Professor Li Beiqun, President of NUIST, Professor Sun Xiaochun, President of the Chinese Society for the History of Science and Technology, Professor Xu Xiaofeng, Former Deputy Administrator of China Meteorological Administration, and President of the China Meteorological Service Association, Professor Yu Yubin, President of the CMATC, and Professor Zhenghong Chen, as Vice-President and China Regional Representative of ICHM, opened the conference.
In their opening talks, they pointed out the importance of studying the history of meteorological science and technology from the strategic perspective of the development and innovation of China’s meteorological industry and atmospheric disciplines. They emphasized the role of meteorological science and technology in different fields, including its value in weather science education for the public. In the future, they highlighted, nationwide cooperation should be further strengthened to promote the history of meteorological science and technologies.

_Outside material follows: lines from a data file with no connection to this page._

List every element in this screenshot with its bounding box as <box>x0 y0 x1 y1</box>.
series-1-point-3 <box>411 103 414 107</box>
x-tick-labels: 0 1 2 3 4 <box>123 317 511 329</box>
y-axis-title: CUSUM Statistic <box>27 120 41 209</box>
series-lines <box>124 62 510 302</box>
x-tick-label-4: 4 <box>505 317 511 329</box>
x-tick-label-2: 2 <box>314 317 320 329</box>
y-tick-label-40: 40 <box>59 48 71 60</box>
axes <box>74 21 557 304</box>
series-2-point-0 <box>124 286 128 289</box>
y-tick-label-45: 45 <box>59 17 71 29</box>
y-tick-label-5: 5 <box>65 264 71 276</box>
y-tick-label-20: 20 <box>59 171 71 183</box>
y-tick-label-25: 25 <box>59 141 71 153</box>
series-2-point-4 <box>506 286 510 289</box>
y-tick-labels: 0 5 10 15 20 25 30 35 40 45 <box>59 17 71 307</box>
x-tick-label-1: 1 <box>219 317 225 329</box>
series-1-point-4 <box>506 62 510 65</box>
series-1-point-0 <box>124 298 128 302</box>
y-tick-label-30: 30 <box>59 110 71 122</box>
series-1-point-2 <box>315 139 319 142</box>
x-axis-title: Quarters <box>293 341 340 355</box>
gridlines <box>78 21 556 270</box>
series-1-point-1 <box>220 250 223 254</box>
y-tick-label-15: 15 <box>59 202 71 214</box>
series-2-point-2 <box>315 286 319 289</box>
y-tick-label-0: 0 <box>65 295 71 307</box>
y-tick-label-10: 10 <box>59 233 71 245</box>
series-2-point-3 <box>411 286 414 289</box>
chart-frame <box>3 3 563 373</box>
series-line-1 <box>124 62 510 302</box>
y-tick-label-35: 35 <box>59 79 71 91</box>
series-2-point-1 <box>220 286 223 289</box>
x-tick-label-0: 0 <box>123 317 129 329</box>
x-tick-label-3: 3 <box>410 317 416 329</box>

Professor Zhenghong Chen also delivered a speech on behalf of ICHM and the Co-Presidents, Fiona Williamson and Martin Mahony, to introduce ICHM to the audience and to invite more Chinese scholars to join ICHM. It is important, he noted, for ICHM to continue to support meteorological history in countries around the world, including China, in conducting meteorological history and related research.
The conference participants held lively discussions on ten topics, including “Meteorological Technology and Social Civilization Evolution”; the “History of Climate Change and Meteorological Disasters”; “Phenology and Life History”; “Protection of Meteorological Cultural Heritage”, and the “History of Various Branches of Atmospheric Science”. More than 130 experts and scholars from 28 universities and meteorological bureaus across China participated in this conference. Participants expressed that the conference had opened up new ideas for meteorological research and provided a rare learning and exchange platform on how to organically integrate local history and humanities with meteorological and technological history. Overall, the conference enabled the successful presentation of the latest achievements in the historiography of Chinese meteorology and related research fields in recent years, revealing the relationship between meteorology and climate change and various aspects of human production, life, culture, environment, and national governance, demonstrating that meteorological history has become a new growth area in the field of scientific and technological history research. The conference also received airtime in Chinese national mainstream media including People’s Daily, China Daily, and China Meteorological News.
In the first Symposium/conference on the History of Meteorological Science and Technology in China was organized by Professor Zhenghong Chen in 2013. In the past decade, it has become a biennial event. This reflects the important position of meteorological, scientific and technological history in China, and demonstrates its huge popularity, with a large number of experts and scholars from universities, institutes, and meteorological bureaus joining the research to undertake and promote historical research in the field.